Johann Peter Eckermann − Gespräche mit Goethe (29)(Goethe über Ludwig Börne sowie über die Arbeit am "Faust")
Montag den 2. Mai 1831.
Goethe erfreute mich mit der Nachricht, dass es ihm in diesen Tagen gelungen, den bisher fehlenden Anfang des fünften Aktes von "Faust" so gut wie fertig zu machen. »Die Intention auch dieser Szenen, sagte er, ist über dreißig Jahre alt; sie war von solcher Bedeutung, dass ich daran das Interesse nicht verloren, allein so schwer auszuführen, dass ich mich davor fürchtete. Ich bin nun durch manche Künste wieder in Zug gekommen, und wenn das Glück gut ist, so schreibe ich jetzt den vierten Akt hintereinander weg.« Goethe erwähnte darauf eines bekannten Schriftstellers1). »Es ist ein Talent, sagte er, dem der Parteihass als Alliance dient und das ohne ihn keine Wirkung getan haben würde. Man findet häufige Proben in der Literatur, wo der Hass das Genie ersetzet, und wo geringe Talente bedeutend erscheinen, indem sie als Organ einer Partei auftreten.
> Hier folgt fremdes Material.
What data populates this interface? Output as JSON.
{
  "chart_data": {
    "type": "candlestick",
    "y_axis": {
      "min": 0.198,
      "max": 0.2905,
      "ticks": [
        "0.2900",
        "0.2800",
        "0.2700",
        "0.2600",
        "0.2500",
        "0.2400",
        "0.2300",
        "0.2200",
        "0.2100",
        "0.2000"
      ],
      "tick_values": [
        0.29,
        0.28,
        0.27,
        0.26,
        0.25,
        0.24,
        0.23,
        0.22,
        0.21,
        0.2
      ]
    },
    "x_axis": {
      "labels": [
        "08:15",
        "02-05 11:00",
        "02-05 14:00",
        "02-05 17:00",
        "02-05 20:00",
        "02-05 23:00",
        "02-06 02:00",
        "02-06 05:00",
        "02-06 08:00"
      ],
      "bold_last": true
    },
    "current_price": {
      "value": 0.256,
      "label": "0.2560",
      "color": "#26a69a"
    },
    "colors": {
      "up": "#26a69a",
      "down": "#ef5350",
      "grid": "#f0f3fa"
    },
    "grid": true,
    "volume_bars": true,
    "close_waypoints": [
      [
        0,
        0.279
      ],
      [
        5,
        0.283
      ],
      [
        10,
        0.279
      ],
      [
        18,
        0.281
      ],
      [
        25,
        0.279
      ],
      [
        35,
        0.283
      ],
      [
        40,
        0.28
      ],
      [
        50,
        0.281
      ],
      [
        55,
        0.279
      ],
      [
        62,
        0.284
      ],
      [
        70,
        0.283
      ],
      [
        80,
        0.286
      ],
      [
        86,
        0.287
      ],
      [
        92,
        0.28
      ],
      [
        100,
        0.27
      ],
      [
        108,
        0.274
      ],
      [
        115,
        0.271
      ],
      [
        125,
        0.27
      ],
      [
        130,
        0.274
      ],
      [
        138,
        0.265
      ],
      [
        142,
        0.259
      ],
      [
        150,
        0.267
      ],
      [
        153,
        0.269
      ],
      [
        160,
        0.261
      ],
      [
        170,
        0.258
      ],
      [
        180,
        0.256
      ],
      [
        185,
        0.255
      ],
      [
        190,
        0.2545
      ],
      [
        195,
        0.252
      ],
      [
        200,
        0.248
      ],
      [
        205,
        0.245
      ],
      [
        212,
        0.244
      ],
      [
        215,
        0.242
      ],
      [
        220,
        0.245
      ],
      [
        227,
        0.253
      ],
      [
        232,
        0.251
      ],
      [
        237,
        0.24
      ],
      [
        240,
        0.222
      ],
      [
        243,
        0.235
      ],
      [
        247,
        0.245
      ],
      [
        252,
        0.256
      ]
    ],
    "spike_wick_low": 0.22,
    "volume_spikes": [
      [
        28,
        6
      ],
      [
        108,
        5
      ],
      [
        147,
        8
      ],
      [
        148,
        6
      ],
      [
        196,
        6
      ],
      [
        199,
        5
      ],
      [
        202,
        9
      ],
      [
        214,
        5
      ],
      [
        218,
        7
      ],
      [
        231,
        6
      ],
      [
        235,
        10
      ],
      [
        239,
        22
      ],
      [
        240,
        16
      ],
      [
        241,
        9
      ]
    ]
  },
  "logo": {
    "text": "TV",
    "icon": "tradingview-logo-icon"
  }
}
So auch findet man im Leben eine Masse von Personen, die nicht Charakter genug haben, um alleine zu stehen; diese werfen sich gleichfalls an eine Partei, wodurch sie sich gestärkt fühlen und nun eine Figur machen. Béranger dagegen ist ein Talent, das sich selber genug ist. Er hat daher auch nie einer Partei gedient. Er empfindet zu viele Satisfaktion in seinem Innern, als dass ihm die Welt etwas geben oder nehmen könnte.«
1) Eckermann ließ die Namen noch lebender Zeitgenossen häufig ungenannt. Gelegentlich ersetzte er sie auch durch drei Sternchen. Lt. seinem Tagebuch handelte es sich bei dem o. g. "bekannten Schriftsteller" um Ludwig Börne. Dieser hatte Goethe häufig verunglimpft.
(Eckermann, Gespräche mit Goethe. Überschrift, Nummerierung und Anmerkung vom Herausgeber eingefügt.